Fig. 6. Pulse sequence for 1D acquisition with decoupling
Decoupling is not always desired. For example one wishes to observe the couplings to the other nucleus such as protons attached a carbon. Of cause it is possible to acquire the spectrum without any decoupling but then one loses the sensitivity enhancement from the NOE. Therefore one uses the fact that signal amplification occurs during the relaxation time while the transformation for multiplets to singlets occurs during acquisition. When one applies decoupling only during the relaxation time (see fig. 7 for the pulse sequence) the multiplet structure is preserved as is the signal amplification. This experiment is called gated decoupling.

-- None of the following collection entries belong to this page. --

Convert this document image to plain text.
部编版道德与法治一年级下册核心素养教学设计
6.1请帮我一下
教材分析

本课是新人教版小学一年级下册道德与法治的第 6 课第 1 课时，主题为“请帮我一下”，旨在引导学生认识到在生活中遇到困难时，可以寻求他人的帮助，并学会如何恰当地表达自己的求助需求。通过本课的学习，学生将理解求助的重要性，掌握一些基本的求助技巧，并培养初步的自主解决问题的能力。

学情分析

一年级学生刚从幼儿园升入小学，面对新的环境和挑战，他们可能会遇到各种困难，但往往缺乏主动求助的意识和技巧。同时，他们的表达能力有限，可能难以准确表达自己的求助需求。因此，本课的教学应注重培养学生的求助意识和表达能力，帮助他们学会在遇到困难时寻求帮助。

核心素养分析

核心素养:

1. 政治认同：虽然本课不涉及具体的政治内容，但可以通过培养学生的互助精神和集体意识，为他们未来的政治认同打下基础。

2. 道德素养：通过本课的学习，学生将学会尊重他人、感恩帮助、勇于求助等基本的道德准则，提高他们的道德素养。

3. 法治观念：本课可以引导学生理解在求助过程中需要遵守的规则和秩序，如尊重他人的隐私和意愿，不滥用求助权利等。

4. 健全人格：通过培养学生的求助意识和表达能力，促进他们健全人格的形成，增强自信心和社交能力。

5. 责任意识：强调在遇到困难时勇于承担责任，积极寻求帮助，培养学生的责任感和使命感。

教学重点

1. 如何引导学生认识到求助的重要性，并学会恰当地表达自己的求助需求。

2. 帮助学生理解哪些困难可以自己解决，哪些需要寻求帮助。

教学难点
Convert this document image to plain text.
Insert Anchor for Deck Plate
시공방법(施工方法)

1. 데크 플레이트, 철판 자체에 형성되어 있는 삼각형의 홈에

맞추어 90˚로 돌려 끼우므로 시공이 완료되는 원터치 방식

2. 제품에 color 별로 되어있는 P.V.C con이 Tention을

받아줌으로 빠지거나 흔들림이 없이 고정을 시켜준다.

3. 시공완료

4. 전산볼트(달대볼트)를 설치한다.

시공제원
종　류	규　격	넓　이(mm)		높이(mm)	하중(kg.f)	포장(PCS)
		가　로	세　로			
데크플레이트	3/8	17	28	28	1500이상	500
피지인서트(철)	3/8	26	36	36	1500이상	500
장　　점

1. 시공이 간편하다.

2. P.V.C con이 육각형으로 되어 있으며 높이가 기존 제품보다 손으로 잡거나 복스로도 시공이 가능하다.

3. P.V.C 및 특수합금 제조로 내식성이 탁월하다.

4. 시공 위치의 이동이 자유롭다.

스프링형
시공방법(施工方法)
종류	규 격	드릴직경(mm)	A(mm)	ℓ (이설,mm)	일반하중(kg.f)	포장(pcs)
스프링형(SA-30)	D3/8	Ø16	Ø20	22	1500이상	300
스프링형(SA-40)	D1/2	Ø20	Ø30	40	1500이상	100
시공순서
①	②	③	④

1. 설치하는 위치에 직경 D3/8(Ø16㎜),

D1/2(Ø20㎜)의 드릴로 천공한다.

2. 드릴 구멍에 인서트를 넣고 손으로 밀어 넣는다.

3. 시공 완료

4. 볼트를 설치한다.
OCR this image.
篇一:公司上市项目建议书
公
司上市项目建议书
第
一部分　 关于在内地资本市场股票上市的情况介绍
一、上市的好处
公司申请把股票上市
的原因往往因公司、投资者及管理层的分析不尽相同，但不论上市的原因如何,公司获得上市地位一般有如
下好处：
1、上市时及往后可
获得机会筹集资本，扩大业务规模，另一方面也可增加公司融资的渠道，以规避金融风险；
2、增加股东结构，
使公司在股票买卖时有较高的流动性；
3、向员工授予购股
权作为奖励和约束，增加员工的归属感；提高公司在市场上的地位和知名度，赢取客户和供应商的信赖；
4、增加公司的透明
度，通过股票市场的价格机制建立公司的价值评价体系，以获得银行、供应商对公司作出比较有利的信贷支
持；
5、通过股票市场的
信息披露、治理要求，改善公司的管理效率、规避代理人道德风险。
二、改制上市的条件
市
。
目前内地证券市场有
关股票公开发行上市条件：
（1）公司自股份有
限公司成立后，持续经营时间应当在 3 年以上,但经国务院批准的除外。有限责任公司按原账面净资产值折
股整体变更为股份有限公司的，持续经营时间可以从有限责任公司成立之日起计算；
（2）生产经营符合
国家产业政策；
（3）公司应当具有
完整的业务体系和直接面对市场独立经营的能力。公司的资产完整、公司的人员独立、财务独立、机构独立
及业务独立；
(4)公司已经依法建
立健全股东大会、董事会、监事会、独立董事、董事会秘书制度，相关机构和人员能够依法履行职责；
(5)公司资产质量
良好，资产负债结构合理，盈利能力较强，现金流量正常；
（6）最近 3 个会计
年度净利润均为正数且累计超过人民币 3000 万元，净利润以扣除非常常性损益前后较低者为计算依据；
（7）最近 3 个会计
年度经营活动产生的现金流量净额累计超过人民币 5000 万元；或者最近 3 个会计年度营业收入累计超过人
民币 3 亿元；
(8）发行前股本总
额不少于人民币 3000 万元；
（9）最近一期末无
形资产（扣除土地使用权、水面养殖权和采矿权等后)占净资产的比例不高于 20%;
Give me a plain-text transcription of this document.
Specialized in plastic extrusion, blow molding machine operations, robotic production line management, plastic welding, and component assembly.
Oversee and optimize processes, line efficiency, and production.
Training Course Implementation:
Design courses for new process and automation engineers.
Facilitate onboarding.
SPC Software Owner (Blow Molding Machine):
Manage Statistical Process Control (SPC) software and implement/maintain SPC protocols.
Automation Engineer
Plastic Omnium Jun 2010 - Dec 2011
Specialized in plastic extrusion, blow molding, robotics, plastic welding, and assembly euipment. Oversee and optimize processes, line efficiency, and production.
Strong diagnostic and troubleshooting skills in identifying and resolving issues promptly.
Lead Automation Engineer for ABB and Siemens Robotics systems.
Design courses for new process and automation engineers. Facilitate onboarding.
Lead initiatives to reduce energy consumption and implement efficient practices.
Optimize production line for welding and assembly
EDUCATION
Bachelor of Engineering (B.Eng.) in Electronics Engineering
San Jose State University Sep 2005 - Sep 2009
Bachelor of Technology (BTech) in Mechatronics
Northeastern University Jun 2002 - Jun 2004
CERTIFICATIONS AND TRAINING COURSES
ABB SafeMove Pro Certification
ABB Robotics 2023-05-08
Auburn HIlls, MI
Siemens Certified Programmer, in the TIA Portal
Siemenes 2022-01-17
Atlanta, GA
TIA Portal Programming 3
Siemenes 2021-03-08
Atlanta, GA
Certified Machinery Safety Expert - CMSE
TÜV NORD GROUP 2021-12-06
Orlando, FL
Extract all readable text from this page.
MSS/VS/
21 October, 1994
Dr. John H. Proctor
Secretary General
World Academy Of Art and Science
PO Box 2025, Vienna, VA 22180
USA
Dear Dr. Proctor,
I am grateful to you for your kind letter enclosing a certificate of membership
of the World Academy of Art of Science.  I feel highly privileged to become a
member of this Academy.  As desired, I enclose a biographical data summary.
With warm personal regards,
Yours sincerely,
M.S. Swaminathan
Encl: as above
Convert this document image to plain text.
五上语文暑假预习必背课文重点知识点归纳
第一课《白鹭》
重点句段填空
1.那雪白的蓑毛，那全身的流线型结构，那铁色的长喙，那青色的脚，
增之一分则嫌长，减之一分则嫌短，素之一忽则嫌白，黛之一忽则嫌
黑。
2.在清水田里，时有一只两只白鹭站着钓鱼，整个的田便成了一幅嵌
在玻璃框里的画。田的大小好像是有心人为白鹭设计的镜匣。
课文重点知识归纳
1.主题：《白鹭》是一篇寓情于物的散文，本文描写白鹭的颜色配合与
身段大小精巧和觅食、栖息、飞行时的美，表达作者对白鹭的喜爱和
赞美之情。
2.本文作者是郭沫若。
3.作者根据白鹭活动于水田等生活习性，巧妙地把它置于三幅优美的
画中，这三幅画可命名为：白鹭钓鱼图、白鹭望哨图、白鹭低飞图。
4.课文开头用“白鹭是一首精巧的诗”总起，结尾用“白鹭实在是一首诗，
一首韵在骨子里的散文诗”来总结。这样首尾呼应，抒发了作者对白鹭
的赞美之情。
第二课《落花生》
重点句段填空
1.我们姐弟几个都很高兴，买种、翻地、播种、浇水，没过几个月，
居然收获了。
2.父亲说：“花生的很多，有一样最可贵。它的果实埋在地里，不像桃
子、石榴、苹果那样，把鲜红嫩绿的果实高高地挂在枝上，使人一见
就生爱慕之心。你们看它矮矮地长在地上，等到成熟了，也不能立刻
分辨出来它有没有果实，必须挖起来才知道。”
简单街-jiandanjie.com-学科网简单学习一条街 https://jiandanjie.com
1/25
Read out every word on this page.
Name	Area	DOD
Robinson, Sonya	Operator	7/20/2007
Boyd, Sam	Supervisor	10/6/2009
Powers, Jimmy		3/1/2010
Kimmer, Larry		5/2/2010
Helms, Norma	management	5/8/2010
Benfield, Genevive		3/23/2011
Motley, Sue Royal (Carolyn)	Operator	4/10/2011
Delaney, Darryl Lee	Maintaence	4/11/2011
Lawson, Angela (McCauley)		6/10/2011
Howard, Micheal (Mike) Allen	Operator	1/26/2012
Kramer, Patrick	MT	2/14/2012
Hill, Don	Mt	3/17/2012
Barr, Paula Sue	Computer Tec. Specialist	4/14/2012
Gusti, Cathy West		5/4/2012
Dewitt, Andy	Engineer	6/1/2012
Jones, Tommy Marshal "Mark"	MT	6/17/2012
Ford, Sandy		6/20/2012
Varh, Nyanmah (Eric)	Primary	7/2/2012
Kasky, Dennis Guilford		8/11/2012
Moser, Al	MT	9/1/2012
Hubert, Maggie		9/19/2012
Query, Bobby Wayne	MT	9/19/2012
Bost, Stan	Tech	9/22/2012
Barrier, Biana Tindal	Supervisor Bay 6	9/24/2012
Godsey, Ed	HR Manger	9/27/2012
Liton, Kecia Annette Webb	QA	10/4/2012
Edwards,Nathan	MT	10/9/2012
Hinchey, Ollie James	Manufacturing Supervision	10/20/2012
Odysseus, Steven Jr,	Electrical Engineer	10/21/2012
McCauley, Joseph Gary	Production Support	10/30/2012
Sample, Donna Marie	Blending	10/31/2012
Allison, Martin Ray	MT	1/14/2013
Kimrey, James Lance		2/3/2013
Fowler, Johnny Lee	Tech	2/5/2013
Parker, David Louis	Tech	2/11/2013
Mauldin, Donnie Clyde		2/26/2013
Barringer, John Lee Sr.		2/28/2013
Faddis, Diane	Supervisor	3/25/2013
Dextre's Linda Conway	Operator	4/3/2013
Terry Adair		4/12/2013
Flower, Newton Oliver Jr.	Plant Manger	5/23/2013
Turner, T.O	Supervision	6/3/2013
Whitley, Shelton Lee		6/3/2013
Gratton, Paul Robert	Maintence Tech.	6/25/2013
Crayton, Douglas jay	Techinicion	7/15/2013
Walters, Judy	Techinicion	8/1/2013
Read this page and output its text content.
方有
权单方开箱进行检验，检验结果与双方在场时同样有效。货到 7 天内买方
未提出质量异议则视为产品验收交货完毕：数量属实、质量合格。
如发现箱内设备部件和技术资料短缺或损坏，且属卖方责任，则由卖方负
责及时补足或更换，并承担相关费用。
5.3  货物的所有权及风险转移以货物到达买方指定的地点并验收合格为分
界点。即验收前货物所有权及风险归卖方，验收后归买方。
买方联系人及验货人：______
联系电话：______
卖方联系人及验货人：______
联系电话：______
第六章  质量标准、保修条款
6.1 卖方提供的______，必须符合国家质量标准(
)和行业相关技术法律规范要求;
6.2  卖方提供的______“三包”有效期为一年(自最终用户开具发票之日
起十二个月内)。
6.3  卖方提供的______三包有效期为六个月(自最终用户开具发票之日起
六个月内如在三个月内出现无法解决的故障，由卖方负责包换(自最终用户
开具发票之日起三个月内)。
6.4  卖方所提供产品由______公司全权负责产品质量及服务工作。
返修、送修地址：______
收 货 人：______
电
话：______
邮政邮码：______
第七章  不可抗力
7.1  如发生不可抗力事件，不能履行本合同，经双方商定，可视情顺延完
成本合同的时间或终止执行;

Fig. 7. Gated decoupled 1D-NMR
For some nuclei the nuclear Overhauser effect (NOE) is negative (not as we saw for carbon). For 15N it reduces the signal strength tenfold. Therefore, it is not recommended to apply decoupling during the relaxation time when it reduces the intensity. If decoupling is still desired then it is advisable to carry out the inverse gated decoupling experiment (see fig. 8 for the pulse sequence) that yields a decoupled spectrum without reducing the signal strength. When integration is required for a 13C spectrum, this experiment can be used with a long relaxation time, although the sensitivity is dramatically reduced as compared to measuring carbon with regular decoupling.